第24話 惚気話と取材

「そういえば、こうやって梨沙と一緒になにかするのって久しぶりじゃない?」

「…そう?金曜日に一緒に配信したよね?」


隣を歩く梨沙に尋ねると、梨沙は少し首を傾げてからそう答えた。


「あ、確かに…。なら私の土日が濃すぎただけかな…?」


土曜日はコンビニでイナ先輩とエンカウントして、マイカちゃんを襲ってた強姦魔蹴飛ばしてそのままカラオケコラボ…。

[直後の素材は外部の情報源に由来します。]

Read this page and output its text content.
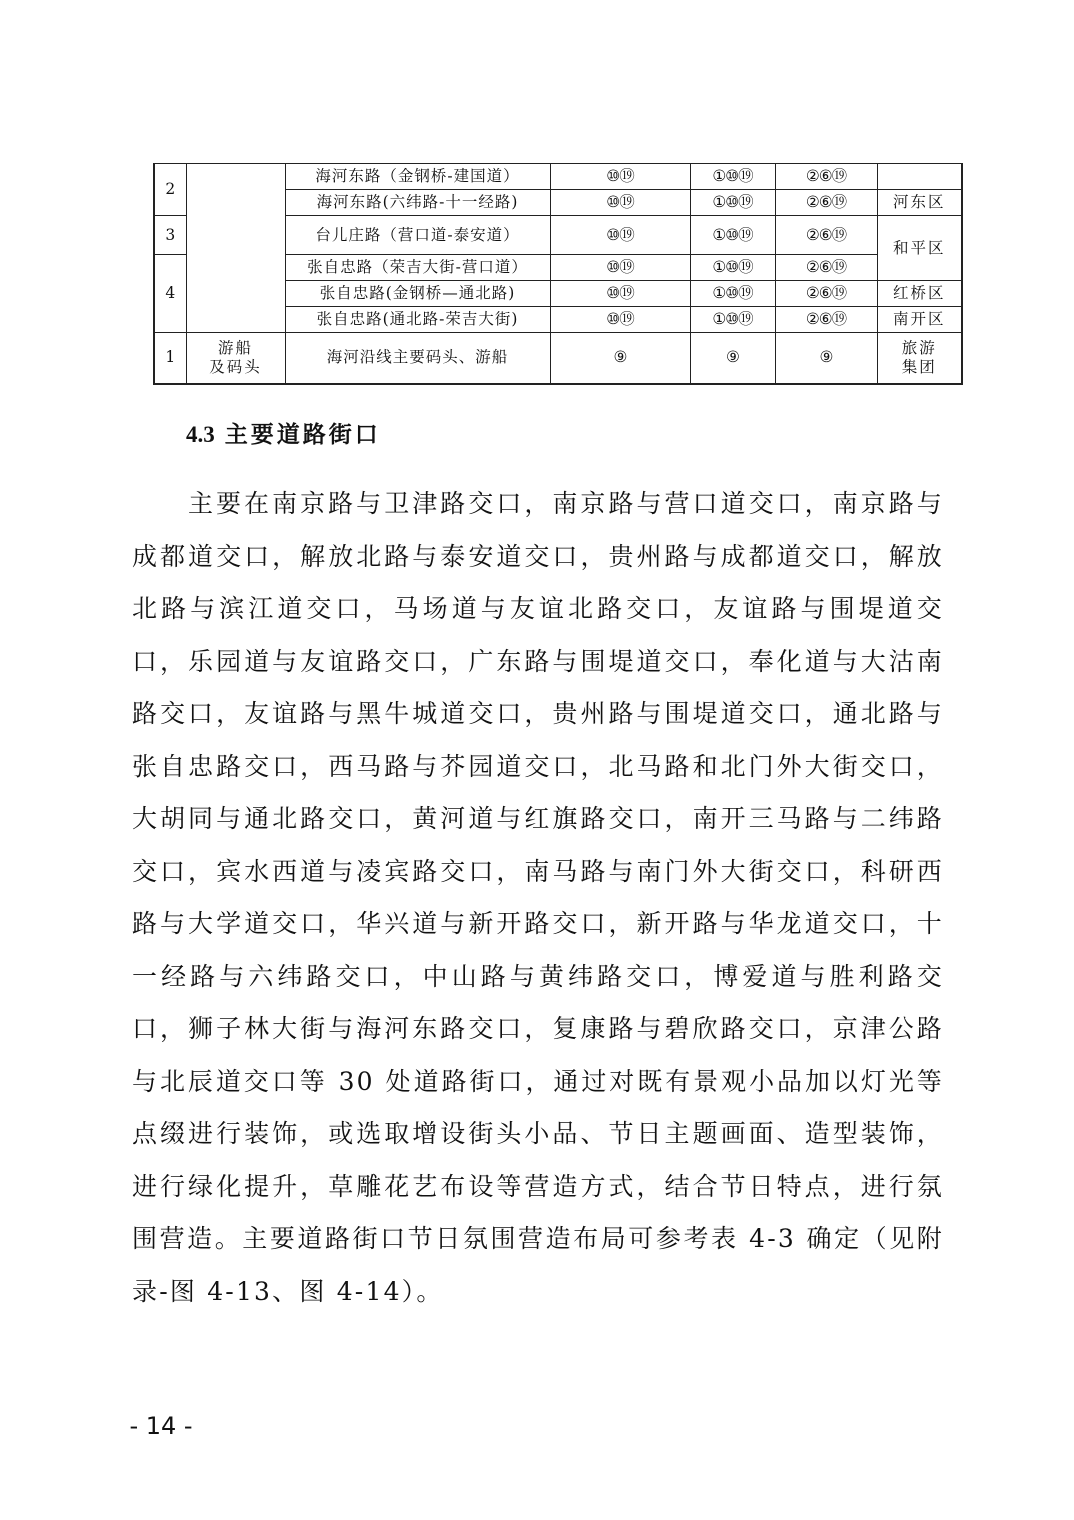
2		海河东路（金钢桥-建国道）	⑩⑲	①⑩⑲	②⑥⑲	
		海河东路(六纬路-十一经路)	⑩⑲	①⑩⑲	②⑥⑲	河东区
3		台儿庄路（营口道-泰安道）	⑩⑲	①⑩⑲	②⑥⑲	和平区
4		张自忠路（荣吉大街-营口道）	⑩⑲	①⑩⑲	②⑥⑲	
		张自忠路(金钢桥—通北路)	⑩⑲	①⑩⑲	②⑥⑲	红桥区
		张自忠路(通北路-荣吉大街)	⑩⑲	①⑩⑲	②⑥⑲	南开区
1	游船
及码头	海河沿线主要码头、游船	⑨	⑨	⑨	旅游
集团
4.3 主要道路街口

主要在南京路与卫津路交口，南京路与营口道交口，南京路与成都道交口，解放北路与泰安道交口，贵州路与成都道交口，解放北路与滨江道交口，马场道与友谊北路交口，友谊路与围堤道交口，乐园道与友谊路交口，广东路与围堤道交口，奉化道与大沽南路交口，友谊路与黑牛城道交口，贵州路与围堤道交口，通北路与张自忠路交口，西马路与芥园道交口，北马路和北门外大街交口，大胡同与通北路交口，黄河道与红旗路交口，南开三马路与二纬路交口，宾水西道与凌宾路交口，南马路与南门外大街交口，科研西路与大学道交口，华兴道与新开路交口，新开路与华龙道交口，十一经路与六纬路交口，中山路与黄纬路交口，博爱道与胜利路交口，狮子林大街与海河东路交口，复康路与碧欣路交口，京津公路与北辰道交口等 30 处道路街口，通过对既有景观小品加以灯光等点缀进行装饰，或选取增设街头小品、节日主题画面、造型装饰，进行绿化提升，草雕花艺布设等营造方式，结合节日特点，进行氛围营造。主要道路街口节日氛围营造布局可参考表 4-3 确定（见附录-图 4-13、图 4-14）。

- 14 -
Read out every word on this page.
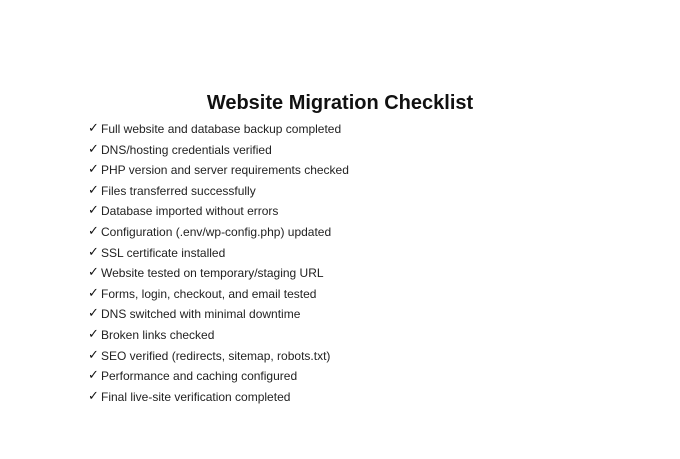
Website Migration Checklist
✓ Full website and database backup completed
✓ DNS/hosting credentials verified
✓ PHP version and server requirements checked
✓ Files transferred successfully
✓ Database imported without errors
✓ Configuration (.env/wp-config.php) updated
✓ SSL certificate installed
✓ Website tested on temporary/staging URL
✓ Forms, login, checkout, and email tested
✓ DNS switched with minimal downtime
✓ Broken links checked
✓ SEO verified (redirects, sitemap, robots.txt)
✓ Performance and caching configured
✓ Final live-site verification completed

日曜日は警察で感謝状もらってメグ先輩とユウカ先輩のこと聞かされて、その後ミタマちゃんと夜中までPABGコラボして…。


「うわっ、私が一日でこなしてるイベント多すぎ…。あ、梨沙は週末ナニシてたの?」

「んんん???確かに彼氏と一緒に遊んでたけど、なんか変なところがカタカナになってる気がするよ??」

「…?カタカナ?ごめん、ちょっとナニ言ってるかわかんない」

「ぐぅ…この違和感はなんだ…」


…?梨沙はどうしてしまったのだろうか。

カタカナ…?何か変な電波でも受信しているのだろうか。


なんてことを考えていると、梨沙が非常に気持ち悪い顔でニヤニヤしながら昨日彼氏としたことなどを語りだした。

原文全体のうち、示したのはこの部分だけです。